La risposta forse più interessante, però, è quella sulla grande accusa mossa a Gratteri: inchieste dalle impalcature accusatorie mastodontiche, decine e a volte centinaia di arresti e misure cautelari, poi però tutto si sgonfia nel corso del processo e poi della sentenza. «Se i giudici scarcerano nelle fasi successive non ci posso fare niente, ma credo che la storia spiegherà anche queste situazioni». E siano avvisati i suoi colleghi giudicanti. Il riferimento, nemmeno troppo velato, sarebbe al cosiddetto “sistema Catanzaro”, che nasconderebbe trattative sotterranee per aggiustare giudizi guidato da una «congrega» (così l’ha definita un boss pentito della ‘ndrangheta) di magistrati, avvocati e professionisti inseriti in circuiti massonici, su cui ha indagato la procura di Salerno. 
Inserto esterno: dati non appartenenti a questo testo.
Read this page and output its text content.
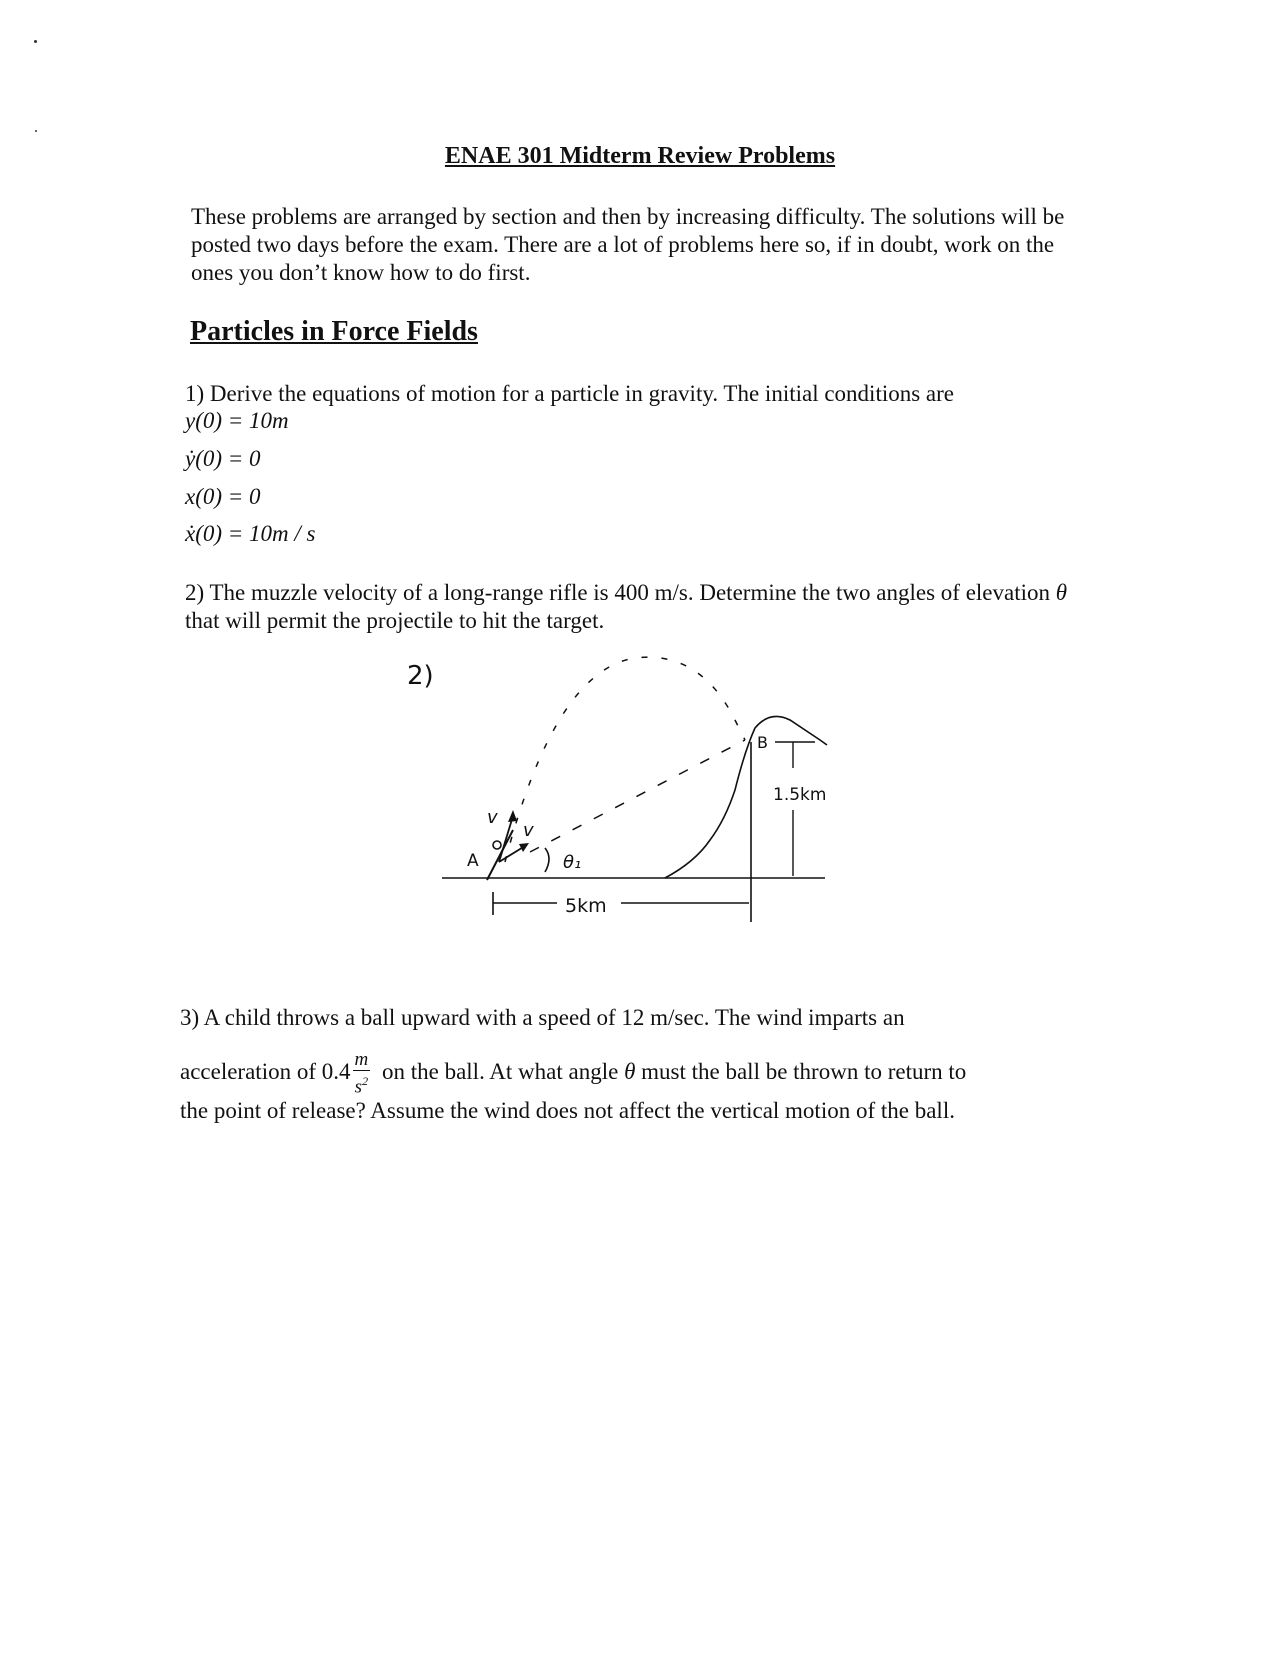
ENAE 301 Midterm Review Problems
These problems are arranged by section and then by increasing difficulty. The solutions will be posted two days before the exam. There are a lot of problems here so, if in doubt, work on the ones you don’t know how to do first.
Particles in Force Fields
1) Derive the equations of motion for a particle in gravity. The initial conditions are
y(0) = 10m
ẏ(0) = 0
x(0) = 0
ẋ(0) = 10m / s
2) The muzzle velocity of a long-range rifle is 400 m/s. Determine the two angles of elevation θ that will permit the projectile to hit the target.
2)
A
B
v
v
θ₁
1.5km
5km
3) A child throws a ball upward with a speed of 12 m/sec. The wind imparts an
acceleration of $0.4 \frac{m}{s^2}$ on the ball. At what angle θ must the ball be thrown to return to
the point of release? Assume the wind does not affect the vertical motion of the ball.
Eppure, nel gioco dei buoni e dei cattivi, il feeling della politica con Gratteri è forte: una sorta di calamita. Oppure la dimostrazione che bisogna tenersi più stretti i nemici che gli amici. Lo sapeva Matteo Renzi, che nel 2016 gli avrebbe offerto il ministero della Giustizia ma sarebbe stato fermato dal veto del presidente della Repubblica Giorgio Napolitano. Lo sa anche l’attuale Guardasigilli, Alfonso Bonafede, che ora ha proprio Renzi come avversario pronto a votargli contro in aula il 27 gennaio, sulla relazione sulla giustizia.
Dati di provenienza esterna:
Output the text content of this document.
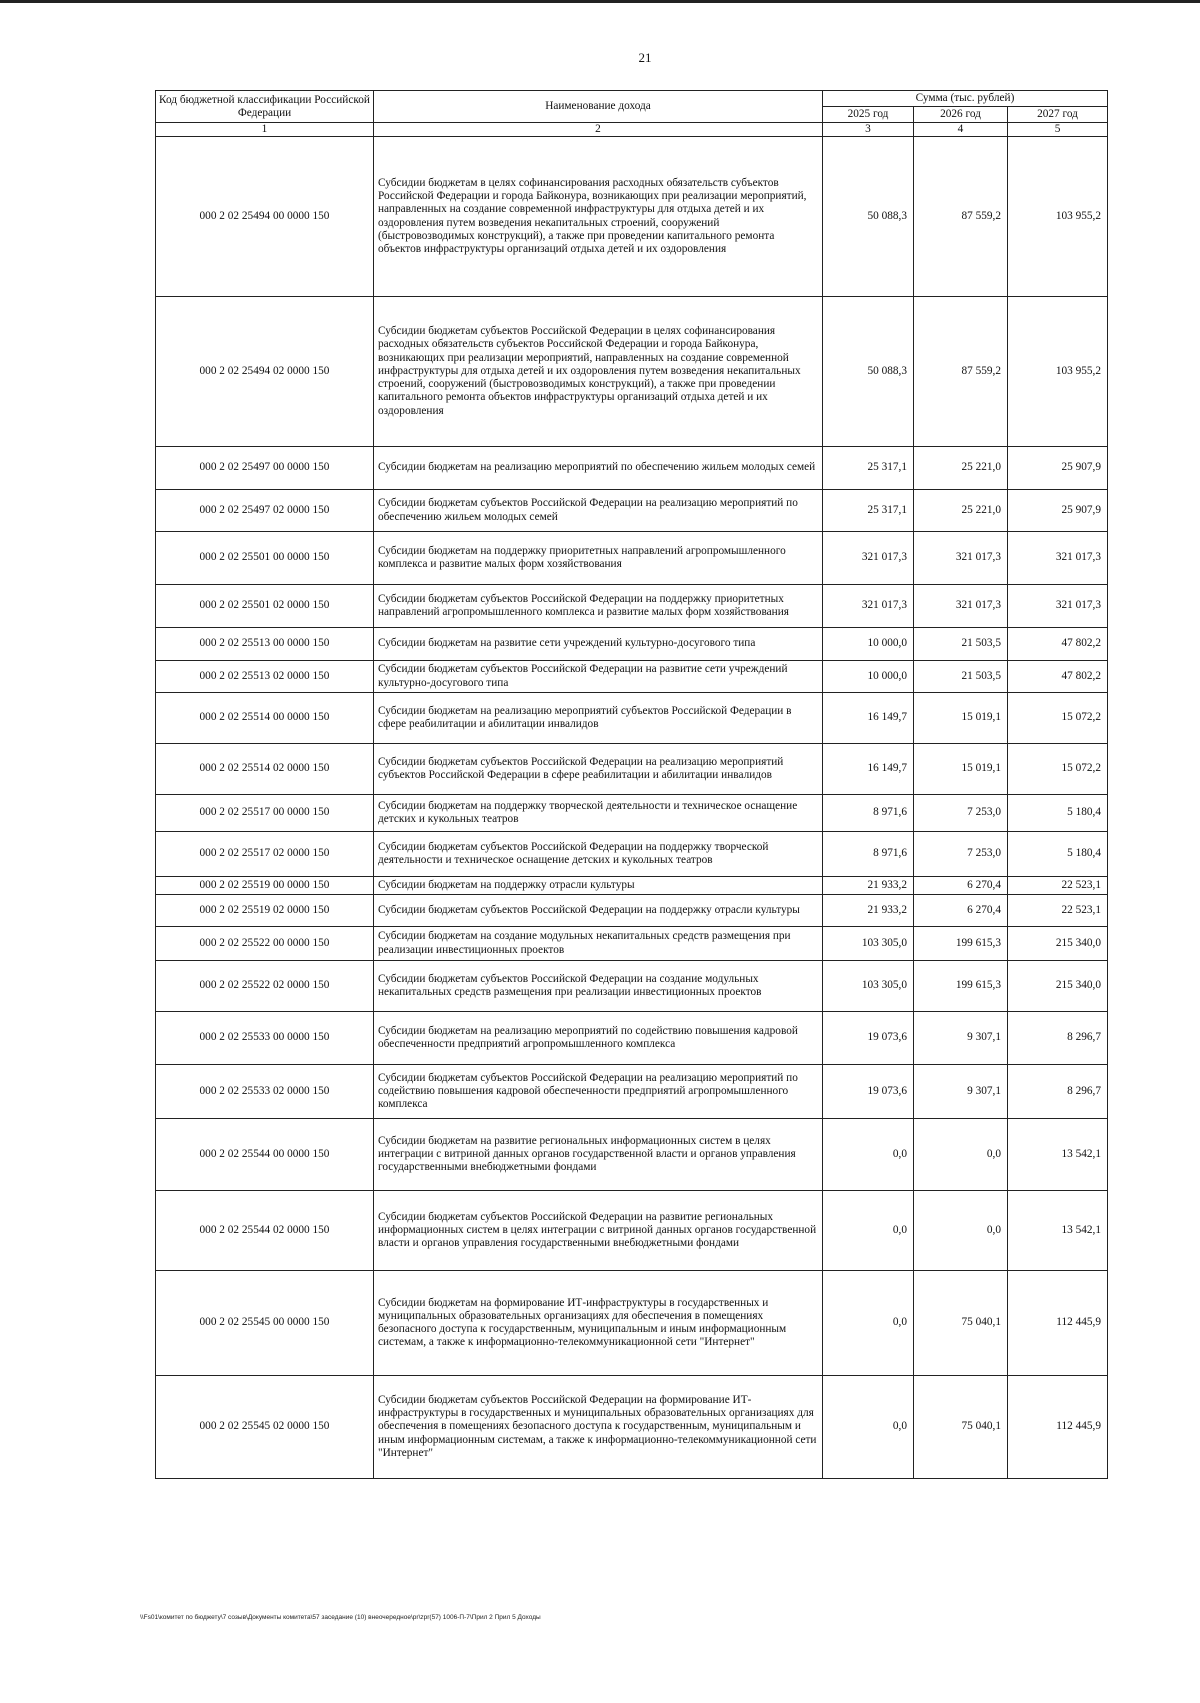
21
Код бюджетной классификации Российской Федерации	Наименование дохода	Сумма (тыс. рублей)		
		2025 год	2026 год	2027 год
1	2	3	4	5
000 2 02 25494 00 0000 150	Субсидии бюджетам в целях софинансирования расходных обязательств субъектов Российской Федерации и города Байконура, возникающих при реализации мероприятий, направленных на создание современной инфраструктуры для отдыха детей и их оздоровления путем возведения некапитальных строений, сооружений (быстровозводимых конструкций), а также при проведении капитального ремонта объектов инфраструктуры организаций отдыха детей и их оздоровления	50 088,3	87 559,2	103 955,2
000 2 02 25494 02 0000 150	Субсидии бюджетам субъектов Российской Федерации в целях софинансирования расходных обязательств субъектов Российской Федерации и города Байконура, возникающих при реализации мероприятий, направленных на создание современной инфраструктуры для отдыха детей и их оздоровления путем возведения некапитальных строений, сооружений (быстровозводимых конструкций), а также при проведении капитального ремонта объектов инфраструктуры организаций отдыха детей и их оздоровления	50 088,3	87 559,2	103 955,2
000 2 02 25497 00 0000 150	Субсидии бюджетам на реализацию мероприятий по обеспечению жильем молодых семей	25 317,1	25 221,0	25 907,9
000 2 02 25497 02 0000 150	Субсидии бюджетам субъектов Российской Федерации на реализацию мероприятий по обеспечению жильем молодых семей	25 317,1	25 221,0	25 907,9
000 2 02 25501 00 0000 150	Субсидии бюджетам на поддержку приоритетных направлений агропромышленного комплекса и развитие малых форм хозяйствования	321 017,3	321 017,3	321 017,3
000 2 02 25501 02 0000 150	Субсидии бюджетам субъектов Российской Федерации на поддержку приоритетных направлений агропромышленного комплекса и развитие малых форм хозяйствования	321 017,3	321 017,3	321 017,3
000 2 02 25513 00 0000 150	Субсидии бюджетам на развитие сети учреждений культурно-досугового типа	10 000,0	21 503,5	47 802,2
000 2 02 25513 02 0000 150	Субсидии бюджетам субъектов Российской Федерации на развитие сети учреждений культурно-досугового типа	10 000,0	21 503,5	47 802,2
000 2 02 25514 00 0000 150	Субсидии бюджетам на реализацию мероприятий субъектов Российской Федерации в сфере реабилитации и абилитации инвалидов	16 149,7	15 019,1	15 072,2
000 2 02 25514 02 0000 150	Субсидии бюджетам субъектов Российской Федерации на реализацию мероприятий субъектов Российской Федерации в сфере реабилитации и абилитации инвалидов	16 149,7	15 019,1	15 072,2
000 2 02 25517 00 0000 150	Субсидии бюджетам на поддержку творческой деятельности и техническое оснащение детских и кукольных театров	8 971,6	7 253,0	5 180,4
000 2 02 25517 02 0000 150	Субсидии бюджетам субъектов Российской Федерации на поддержку творческой деятельности и техническое оснащение детских и кукольных театров	8 971,6	7 253,0	5 180,4
000 2 02 25519 00 0000 150	Субсидии бюджетам на поддержку отрасли культуры	21 933,2	6 270,4	22 523,1
000 2 02 25519 02 0000 150	Субсидии бюджетам субъектов Российской Федерации на поддержку отрасли культуры	21 933,2	6 270,4	22 523,1
000 2 02 25522 00 0000 150	Субсидии бюджетам на создание модульных некапитальных средств размещения при реализации инвестиционных проектов	103 305,0	199 615,3	215 340,0
000 2 02 25522 02 0000 150	Субсидии бюджетам субъектов Российской Федерации на создание модульных некапитальных средств размещения при реализации инвестиционных проектов	103 305,0	199 615,3	215 340,0
000 2 02 25533 00 0000 150	Субсидии бюджетам на реализацию мероприятий по содействию повышения кадровой обеспеченности предприятий агропромышленного комплекса	19 073,6	9 307,1	8 296,7
000 2 02 25533 02 0000 150	Субсидии бюджетам субъектов Российской Федерации на реализацию мероприятий по содействию повышения кадровой обеспеченности предприятий агропромышленного комплекса	19 073,6	9 307,1	8 296,7
000 2 02 25544 00 0000 150	Субсидии бюджетам на развитие региональных информационных систем в целях интеграции с витриной данных органов государственной власти и органов управления государственными внебюджетными фондами	0,0	0,0	13 542,1
000 2 02 25544 02 0000 150	Субсидии бюджетам субъектов Российской Федерации на развитие региональных информационных систем в целях интеграции с витриной данных органов государственной власти и органов управления государственными внебюджетными фондами	0,0	0,0	13 542,1
000 2 02 25545 00 0000 150	Субсидии бюджетам на формирование ИТ-инфраструктуры в государственных и муниципальных образовательных организациях для обеспечения в помещениях безопасного доступа к государственным, муниципальным и иным информационным системам, а также к информационно-телекоммуникационной сети "Интернет"	0,0	75 040,1	112 445,9
000 2 02 25545 02 0000 150	Субсидии бюджетам субъектов Российской Федерации на формирование ИТ-инфраструктуры в государственных и муниципальных образовательных организациях для обеспечения в помещениях безопасного доступа к государственным, муниципальным и иным информационным системам, а также к информационно-телекоммуникационной сети "Интернет"	0,0	75 040,1	112 445,9
\\Fs01\комитет по бюджету\7 созыв\Документы комитета\57 заседание (10) внеочередное\pr\zpr(57) 1006-П-7\Прил 2 Прил 5 Доходы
In questo momento di massima debolezza, Bonafede ha bisogno di amici e il più potente, oggi, nel panorama giudiziario lavora a Catanzaro. Proprio dove il ministro andrà il 30 gennaio in occasione dell’inaugurazione dell’anno giudiziario, che avrà luogo nell’aula bunker di Lamezia Terme. Il 29 gennaio la cerimonia si svolge in Cassazione con tutti i vertici dell’ordinamento giudiziario, il giorno successivo invece si celebra nelle 26 corti d’appello e il ministro ne sceglie una a cui presenziare e la scelta ha sempre un peso politico. Una dimostrazione concreta che, in questa fase convulsa, la protezione politica si ottiene più al palazzo di giustizia di Catanzaro che a palazzo Chigi a Roma.